Ioannis Verdelis

1Nov/090

Fractional Ownership

Last week I was at the OPP Live expo in London Excel - one of the UK's largest (if not the largest) event for overseas property professionals.

A striking finding was the presence of many Fractional Ownership developers and advisers in an event like this.

Not only were there new entrants to the Fractional market, but more importantly a number of larger players were there with a mixed marketing strategy incorporating whole ownership, fractionals, SIPPs etc. This direction of the market has been predicted for some time, as clients become more versed with the different ways they can invest in property and demand products that more closely match their requirements. But this year is the first time I see strong evidence of this trend across a large percentage of companies.

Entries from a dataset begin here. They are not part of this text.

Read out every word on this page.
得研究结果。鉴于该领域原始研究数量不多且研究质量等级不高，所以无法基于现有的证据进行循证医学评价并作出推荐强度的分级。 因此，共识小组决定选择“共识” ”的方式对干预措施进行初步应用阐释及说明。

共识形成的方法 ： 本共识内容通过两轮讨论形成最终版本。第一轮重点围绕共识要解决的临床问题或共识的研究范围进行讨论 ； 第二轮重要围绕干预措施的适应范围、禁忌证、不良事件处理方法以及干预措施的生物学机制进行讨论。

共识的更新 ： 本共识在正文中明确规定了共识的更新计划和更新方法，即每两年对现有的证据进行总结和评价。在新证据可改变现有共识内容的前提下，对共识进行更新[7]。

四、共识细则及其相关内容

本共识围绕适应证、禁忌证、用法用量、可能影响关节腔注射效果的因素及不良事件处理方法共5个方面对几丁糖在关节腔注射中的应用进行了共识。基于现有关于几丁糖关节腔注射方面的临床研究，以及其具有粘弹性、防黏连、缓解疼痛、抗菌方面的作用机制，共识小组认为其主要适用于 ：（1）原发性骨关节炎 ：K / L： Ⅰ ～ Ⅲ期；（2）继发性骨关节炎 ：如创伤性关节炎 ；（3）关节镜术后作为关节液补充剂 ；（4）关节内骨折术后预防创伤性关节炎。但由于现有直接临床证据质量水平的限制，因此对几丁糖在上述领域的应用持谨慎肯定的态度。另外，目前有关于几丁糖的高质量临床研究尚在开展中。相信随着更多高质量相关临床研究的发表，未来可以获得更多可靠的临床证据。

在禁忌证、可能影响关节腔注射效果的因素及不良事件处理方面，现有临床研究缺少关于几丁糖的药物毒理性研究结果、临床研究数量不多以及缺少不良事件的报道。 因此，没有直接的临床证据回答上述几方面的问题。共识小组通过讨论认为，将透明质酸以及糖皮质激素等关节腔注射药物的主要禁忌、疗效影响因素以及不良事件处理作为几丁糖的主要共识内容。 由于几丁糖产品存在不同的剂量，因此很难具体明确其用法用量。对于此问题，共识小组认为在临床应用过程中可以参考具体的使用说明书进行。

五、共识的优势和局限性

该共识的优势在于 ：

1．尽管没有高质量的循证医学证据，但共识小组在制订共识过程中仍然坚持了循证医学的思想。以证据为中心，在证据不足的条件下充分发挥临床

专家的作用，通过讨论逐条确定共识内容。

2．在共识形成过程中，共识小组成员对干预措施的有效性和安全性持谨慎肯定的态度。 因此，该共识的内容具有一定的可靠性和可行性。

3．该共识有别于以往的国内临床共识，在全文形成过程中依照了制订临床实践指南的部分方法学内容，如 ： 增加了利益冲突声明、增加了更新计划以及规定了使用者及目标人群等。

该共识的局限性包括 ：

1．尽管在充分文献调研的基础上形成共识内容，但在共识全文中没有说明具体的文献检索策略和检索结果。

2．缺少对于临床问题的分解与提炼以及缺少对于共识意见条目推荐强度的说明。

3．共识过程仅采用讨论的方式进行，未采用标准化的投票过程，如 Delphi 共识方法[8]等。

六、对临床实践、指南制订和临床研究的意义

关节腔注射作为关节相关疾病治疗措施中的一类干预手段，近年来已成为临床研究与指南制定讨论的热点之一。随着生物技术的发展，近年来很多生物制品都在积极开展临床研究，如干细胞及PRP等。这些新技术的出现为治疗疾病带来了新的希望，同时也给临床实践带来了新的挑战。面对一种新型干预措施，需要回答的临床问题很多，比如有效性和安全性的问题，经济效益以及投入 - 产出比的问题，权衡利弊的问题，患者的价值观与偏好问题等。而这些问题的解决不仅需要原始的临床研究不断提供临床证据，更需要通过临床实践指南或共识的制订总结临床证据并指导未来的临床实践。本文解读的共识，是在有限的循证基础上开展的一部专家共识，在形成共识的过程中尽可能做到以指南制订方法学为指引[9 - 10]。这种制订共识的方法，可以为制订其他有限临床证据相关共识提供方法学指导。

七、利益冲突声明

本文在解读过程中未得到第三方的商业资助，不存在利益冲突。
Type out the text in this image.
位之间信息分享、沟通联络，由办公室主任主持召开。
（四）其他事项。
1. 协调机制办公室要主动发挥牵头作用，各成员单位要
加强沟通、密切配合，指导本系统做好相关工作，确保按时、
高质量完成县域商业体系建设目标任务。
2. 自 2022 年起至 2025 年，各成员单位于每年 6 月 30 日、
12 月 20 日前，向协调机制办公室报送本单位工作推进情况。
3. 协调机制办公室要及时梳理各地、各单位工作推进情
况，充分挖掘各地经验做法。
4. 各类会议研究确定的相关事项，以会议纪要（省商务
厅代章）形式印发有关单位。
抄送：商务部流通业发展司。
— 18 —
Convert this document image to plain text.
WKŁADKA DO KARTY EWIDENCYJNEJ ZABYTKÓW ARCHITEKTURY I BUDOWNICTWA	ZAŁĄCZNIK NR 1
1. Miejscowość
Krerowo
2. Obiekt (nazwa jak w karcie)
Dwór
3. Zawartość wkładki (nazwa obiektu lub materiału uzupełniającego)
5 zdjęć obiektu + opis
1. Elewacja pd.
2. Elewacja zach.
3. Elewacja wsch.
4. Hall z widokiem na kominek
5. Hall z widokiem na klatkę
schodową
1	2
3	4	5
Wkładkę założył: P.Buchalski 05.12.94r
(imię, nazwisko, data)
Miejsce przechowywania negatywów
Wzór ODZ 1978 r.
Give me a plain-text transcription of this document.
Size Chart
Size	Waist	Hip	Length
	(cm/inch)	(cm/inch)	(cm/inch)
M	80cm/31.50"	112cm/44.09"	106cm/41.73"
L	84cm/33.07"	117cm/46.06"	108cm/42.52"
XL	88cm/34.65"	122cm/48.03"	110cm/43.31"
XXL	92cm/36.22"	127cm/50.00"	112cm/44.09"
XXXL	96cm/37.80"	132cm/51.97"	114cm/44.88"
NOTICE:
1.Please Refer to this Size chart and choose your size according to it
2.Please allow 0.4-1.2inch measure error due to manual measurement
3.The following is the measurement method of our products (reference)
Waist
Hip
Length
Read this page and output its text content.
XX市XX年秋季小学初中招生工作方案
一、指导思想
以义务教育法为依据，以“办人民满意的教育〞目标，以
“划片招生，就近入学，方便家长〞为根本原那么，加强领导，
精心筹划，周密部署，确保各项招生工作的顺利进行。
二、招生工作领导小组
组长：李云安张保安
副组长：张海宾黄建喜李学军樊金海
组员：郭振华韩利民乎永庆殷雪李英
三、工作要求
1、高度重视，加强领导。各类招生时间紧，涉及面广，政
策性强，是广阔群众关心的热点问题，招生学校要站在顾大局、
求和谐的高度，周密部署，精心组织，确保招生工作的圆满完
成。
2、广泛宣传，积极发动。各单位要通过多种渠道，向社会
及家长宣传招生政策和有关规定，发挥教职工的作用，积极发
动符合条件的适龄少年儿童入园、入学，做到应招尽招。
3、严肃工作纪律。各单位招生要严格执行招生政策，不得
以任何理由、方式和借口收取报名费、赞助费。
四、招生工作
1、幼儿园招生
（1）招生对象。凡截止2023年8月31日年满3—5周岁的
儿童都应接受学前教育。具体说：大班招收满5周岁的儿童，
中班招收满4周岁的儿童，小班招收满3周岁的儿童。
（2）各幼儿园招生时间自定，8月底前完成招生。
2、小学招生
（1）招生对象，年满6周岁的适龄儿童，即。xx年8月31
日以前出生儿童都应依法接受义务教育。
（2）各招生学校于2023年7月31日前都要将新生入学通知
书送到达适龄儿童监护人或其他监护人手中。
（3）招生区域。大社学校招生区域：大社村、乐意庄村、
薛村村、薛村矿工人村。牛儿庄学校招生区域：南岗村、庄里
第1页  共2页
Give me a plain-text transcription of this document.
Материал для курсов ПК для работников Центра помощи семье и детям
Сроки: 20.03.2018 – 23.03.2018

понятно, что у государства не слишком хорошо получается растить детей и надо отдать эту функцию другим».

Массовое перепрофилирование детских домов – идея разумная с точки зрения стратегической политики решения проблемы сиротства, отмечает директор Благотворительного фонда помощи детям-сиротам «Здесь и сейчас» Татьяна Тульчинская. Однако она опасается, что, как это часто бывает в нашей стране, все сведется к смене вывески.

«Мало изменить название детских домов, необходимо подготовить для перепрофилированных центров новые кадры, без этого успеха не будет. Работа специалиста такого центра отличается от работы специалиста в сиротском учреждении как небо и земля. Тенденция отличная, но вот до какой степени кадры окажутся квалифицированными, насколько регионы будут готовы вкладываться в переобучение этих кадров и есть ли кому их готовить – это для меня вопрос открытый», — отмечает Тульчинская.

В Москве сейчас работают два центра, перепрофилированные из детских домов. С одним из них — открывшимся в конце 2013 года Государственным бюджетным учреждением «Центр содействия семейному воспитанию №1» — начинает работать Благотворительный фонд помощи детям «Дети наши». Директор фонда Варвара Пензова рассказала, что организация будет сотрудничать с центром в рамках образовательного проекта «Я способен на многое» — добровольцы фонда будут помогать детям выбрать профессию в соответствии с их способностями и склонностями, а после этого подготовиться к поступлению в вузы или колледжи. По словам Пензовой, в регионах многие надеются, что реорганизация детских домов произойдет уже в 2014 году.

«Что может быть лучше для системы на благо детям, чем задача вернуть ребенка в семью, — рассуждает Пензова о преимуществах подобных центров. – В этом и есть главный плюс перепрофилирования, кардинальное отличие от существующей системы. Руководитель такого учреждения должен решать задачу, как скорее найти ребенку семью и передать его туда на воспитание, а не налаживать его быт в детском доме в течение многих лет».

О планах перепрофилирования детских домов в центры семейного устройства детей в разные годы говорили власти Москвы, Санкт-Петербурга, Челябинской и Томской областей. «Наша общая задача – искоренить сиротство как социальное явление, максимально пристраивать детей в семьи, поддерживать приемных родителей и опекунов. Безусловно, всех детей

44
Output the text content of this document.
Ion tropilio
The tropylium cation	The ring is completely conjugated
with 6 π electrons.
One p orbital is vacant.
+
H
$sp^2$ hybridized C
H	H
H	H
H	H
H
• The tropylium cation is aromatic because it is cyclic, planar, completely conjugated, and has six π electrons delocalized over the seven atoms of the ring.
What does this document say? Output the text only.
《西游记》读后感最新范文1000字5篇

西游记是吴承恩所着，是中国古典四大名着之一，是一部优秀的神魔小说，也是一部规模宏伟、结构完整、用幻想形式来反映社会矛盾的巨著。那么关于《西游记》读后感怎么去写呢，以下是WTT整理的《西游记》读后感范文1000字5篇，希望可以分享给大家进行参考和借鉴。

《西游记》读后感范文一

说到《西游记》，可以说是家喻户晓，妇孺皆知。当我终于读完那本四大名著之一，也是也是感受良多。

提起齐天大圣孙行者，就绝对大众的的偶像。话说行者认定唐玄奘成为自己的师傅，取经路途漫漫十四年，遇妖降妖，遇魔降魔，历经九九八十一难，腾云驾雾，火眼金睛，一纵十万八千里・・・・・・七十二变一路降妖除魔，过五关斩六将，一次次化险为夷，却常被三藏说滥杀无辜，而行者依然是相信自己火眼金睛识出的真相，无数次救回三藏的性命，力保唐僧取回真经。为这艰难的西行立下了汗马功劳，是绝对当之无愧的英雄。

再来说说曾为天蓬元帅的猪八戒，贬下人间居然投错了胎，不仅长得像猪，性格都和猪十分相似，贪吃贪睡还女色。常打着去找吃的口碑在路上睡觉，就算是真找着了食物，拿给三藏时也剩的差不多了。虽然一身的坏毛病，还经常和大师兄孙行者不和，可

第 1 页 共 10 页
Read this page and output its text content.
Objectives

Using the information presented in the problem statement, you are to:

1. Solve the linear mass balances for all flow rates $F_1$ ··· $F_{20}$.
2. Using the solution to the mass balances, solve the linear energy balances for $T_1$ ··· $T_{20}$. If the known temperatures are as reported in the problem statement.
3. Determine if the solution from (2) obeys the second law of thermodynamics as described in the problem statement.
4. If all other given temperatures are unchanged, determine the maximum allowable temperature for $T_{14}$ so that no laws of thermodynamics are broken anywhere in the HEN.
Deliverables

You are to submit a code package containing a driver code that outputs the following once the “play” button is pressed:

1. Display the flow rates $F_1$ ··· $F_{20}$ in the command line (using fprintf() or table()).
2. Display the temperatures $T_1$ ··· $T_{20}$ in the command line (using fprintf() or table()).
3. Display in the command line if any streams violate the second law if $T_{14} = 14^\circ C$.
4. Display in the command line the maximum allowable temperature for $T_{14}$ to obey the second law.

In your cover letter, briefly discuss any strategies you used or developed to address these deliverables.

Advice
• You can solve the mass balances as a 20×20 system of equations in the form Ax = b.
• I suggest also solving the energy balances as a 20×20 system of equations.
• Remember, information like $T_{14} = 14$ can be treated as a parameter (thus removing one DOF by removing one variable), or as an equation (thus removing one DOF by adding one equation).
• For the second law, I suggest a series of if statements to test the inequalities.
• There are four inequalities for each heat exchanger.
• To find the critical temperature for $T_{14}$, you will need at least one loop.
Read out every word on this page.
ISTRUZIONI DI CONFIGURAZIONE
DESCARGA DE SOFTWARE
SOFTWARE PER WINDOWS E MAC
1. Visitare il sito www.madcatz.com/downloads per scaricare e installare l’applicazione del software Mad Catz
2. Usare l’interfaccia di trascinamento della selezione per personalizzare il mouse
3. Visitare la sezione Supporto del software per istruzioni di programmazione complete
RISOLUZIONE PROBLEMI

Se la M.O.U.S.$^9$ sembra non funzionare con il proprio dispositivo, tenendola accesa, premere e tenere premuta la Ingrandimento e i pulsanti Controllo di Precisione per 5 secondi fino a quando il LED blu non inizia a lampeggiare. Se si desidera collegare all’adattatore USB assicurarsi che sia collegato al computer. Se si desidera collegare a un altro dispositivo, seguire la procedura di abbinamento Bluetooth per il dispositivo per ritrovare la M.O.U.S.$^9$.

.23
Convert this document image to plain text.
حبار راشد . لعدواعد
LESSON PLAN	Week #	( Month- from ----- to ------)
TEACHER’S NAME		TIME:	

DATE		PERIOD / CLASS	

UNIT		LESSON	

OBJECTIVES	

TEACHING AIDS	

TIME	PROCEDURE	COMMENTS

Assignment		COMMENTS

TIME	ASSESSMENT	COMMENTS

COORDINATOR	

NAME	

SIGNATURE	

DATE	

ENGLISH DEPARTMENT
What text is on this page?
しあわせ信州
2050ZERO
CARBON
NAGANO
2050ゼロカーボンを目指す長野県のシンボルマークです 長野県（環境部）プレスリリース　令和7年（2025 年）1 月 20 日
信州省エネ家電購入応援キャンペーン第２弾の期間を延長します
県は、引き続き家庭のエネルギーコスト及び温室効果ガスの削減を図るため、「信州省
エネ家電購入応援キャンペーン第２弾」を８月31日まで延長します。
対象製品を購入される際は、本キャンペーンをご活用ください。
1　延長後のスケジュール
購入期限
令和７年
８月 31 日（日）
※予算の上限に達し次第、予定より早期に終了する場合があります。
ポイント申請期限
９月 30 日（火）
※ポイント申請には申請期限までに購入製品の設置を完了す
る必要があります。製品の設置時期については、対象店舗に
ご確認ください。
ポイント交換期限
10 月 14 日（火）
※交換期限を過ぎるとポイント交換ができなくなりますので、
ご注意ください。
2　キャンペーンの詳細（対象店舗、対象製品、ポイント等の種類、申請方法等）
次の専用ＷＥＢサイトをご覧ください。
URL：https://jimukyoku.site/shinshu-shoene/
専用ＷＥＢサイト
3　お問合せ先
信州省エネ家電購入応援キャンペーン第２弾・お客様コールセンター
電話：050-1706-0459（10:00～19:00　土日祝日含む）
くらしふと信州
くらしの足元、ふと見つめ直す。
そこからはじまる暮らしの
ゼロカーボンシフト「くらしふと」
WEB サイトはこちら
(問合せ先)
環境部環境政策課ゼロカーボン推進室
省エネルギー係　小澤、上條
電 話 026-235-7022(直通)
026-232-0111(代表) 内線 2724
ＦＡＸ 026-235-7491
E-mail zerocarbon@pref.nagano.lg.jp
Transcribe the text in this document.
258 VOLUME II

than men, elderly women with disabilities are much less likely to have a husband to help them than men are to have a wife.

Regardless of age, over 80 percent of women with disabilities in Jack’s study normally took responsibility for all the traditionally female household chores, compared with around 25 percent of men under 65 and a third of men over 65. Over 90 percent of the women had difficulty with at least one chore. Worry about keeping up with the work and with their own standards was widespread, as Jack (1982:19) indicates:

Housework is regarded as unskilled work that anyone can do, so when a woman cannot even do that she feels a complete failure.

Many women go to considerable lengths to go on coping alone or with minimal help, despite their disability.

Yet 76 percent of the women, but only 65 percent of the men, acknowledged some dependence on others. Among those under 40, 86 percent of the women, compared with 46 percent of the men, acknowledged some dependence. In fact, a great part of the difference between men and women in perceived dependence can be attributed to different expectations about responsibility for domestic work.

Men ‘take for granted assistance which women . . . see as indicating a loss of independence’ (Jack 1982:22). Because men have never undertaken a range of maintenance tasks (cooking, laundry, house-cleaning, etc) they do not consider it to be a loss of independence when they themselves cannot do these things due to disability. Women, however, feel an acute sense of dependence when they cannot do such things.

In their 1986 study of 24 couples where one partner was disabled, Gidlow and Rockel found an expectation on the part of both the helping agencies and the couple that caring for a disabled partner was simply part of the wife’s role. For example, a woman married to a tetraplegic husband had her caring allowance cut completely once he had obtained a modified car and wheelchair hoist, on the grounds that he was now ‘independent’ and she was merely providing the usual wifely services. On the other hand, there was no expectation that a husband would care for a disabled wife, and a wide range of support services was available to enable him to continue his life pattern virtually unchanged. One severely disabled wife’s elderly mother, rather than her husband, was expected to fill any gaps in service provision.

Fractional Ownership makes a lot of sense for developers and for end users alike:

For an end user, it allows buying only the amount of real estate that you are going to use, therefore reducing the cost of ownership. You wouldn't buy a car and leave it in your holiday destination idle for 11 months of the year, so why do this with a house? End users can also enjoy buying multiple fractions thus diversifying their property portfolio.

For a developer, it provides an additional revenue stream and access to a much wider market. A mixed marketing strategy will ensure people of different incomes and appetite for investment can invest in the same property. Developers will also enjoy a resort with higher occupancy rates throughout the year.

The model is popular in the USA and it seems to be coming of age across the world.